W “Woman in Blue” szczegóły tkanin stają się wręcz hipnotyzujące. Gainsborough nie tylko uchwycił fakturę materiału, ale także zdołał przekazać jego lekkość i subtelność, co w połączeniu z mistycznym światłem sprawia, że obraz nabiera dosłownie życia.

Obrazy Thomasz Gainsboroughz to nie tylko malarstwo portretowe, to prawdziwe mistrzostwo w odtwarzaniu rzeczywistości. Skóra, włosy, dodatki, detale także te w tkaninach, koronkach czy ozdobach stają się niemal wyczuwalne, a światło zdaje się tańczyć na każdym zakamarku płótna. W ten sposób Gainsborough nie tylko maluje postacie, ale wręcz wplata je w bogaty kontekst ich otoczenia, uwydatniając niezwykłość i urok zarówno samego obiektu, jak i całego dzieła.

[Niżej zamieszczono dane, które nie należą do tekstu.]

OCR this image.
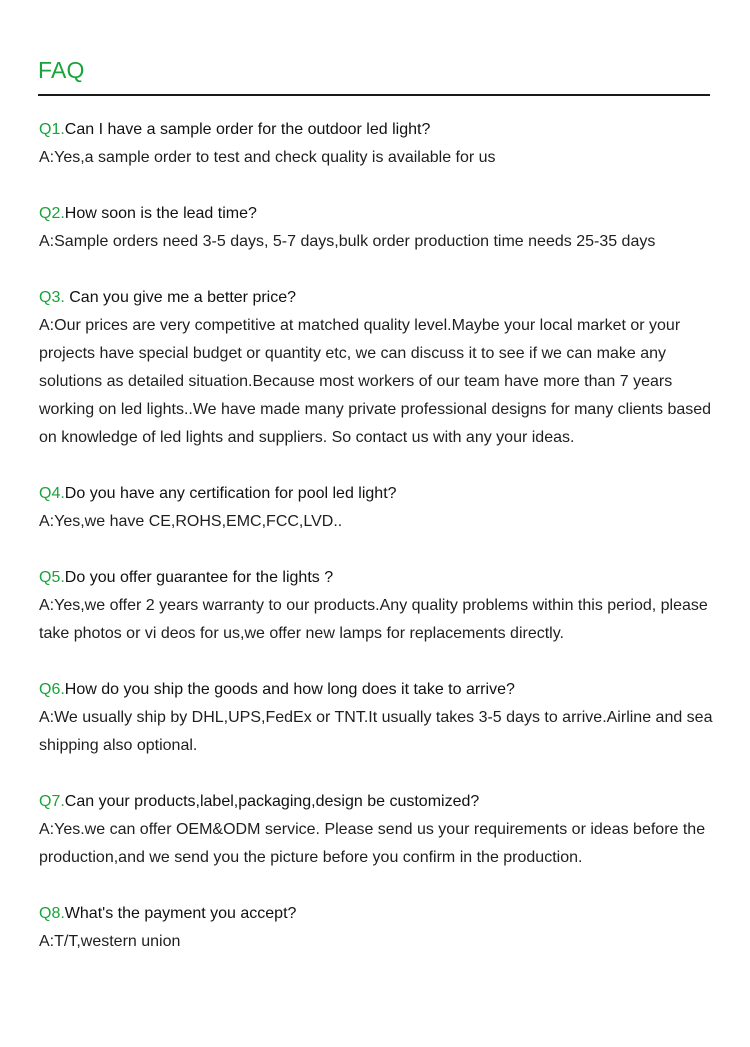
FAQ
Q1.Can I have a sample order for the outdoor led light?

A:Yes,a sample order to test and check quality is available for us

Q2.How soon is the lead time?

A:Sample orders need 3-5 days, 5-7 days,bulk order production time needs 25-35 days

Q3. Can you give me a better price?

A:Our prices are very competitive at matched quality level.Maybe your local market or your projects have special budget or quantity etc, we can discuss it to see if we can make any solutions as detailed situation.Because most workers of our team have more than 7 years working on led lights..We have made many private professional designs for many clients based on knowledge of led lights and suppliers. So contact us with any your ideas.

Q4.Do you have any certification for pool led light?

A:Yes,we have CE,ROHS,EMC,FCC,LVD..

Q5.Do you offer guarantee for the lights ?

A:Yes,we offer 2 years warranty to our products.Any quality problems within this period, please take photos or vi deos for us,we offer new lamps for replacements directly.

Q6.How do you ship the goods and how long does it take to arrive?

A:We usually ship by DHL,UPS,FedEx or TNT.It usually takes 3-5 days to arrive.Airline and sea shipping also optional.

Q7.Can your products,label,packaging,design be customized?

A:Yes.we can offer OEM&ODM service. Please send us your requirements or ideas before the production,and we send you the picture before you confirm in the production.

Q8.What's the payment you accept?

A:T/T,western union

Latem tego roku miałam niesamowitą przyjemność odwiedzić Londyn i podziwiać te niezwykłe obrazy na własne oczy w Royal Collection Trust. Z każdym dziełem przechodziła mnie coraz to większa fala emocji i zachwytu, które trudno opisać słowami. Być obok tych mistrzowskich dzieł, takich jak “Queen Charlotte” (mój ulubiony), “Princess Elizabeth” czy “Woman in Blue”, to było prawdziwe doświadczenie artystyczne, które pozostanie ze mną na zawsze.

Stojąc przed płótnami Gainsborougha, zatraciłam się w ich szczegółach, w każdym pociągnięciu pędzla, w grze światła i cienia. Atmosfera galerii sprawiała, że czułam się jakby czas się zatrzymał, a ja zostałam przeniesiona w inny wymiar, pełen elegancji, godności i tajemniczej siły, jaką malowanie potrafi uwiecznić.

Mam nadzieję, że tym wpisem zachęciłam Was, abyście sami mogli odkryć piękno tych dzieł. Podróż w głąb sztuki, zwłaszcza gdy możemy doświadczyć jej bezpośrednio, to coś niezwykłego. Gainsborough nie tylko malował portrety, ale tworzył magiczne okno do przeszłości, które otwiera się dla każdego, kto ma “odwagę” spojrzeć ☺️

Z każdym krokiem po galerii Royal Collection Trust narastała we mnie pewność, że sztuka ma moc poruszania naszymi uczuciami i przenoszenia nas w inne czasy. Zachęcam Was, moi drodzy, do samodzielnego odkrywania piękna, które tkwi w tych obrazach. Niech ta podróż stanie się dla Was równie inspirująca, co była dla mnie!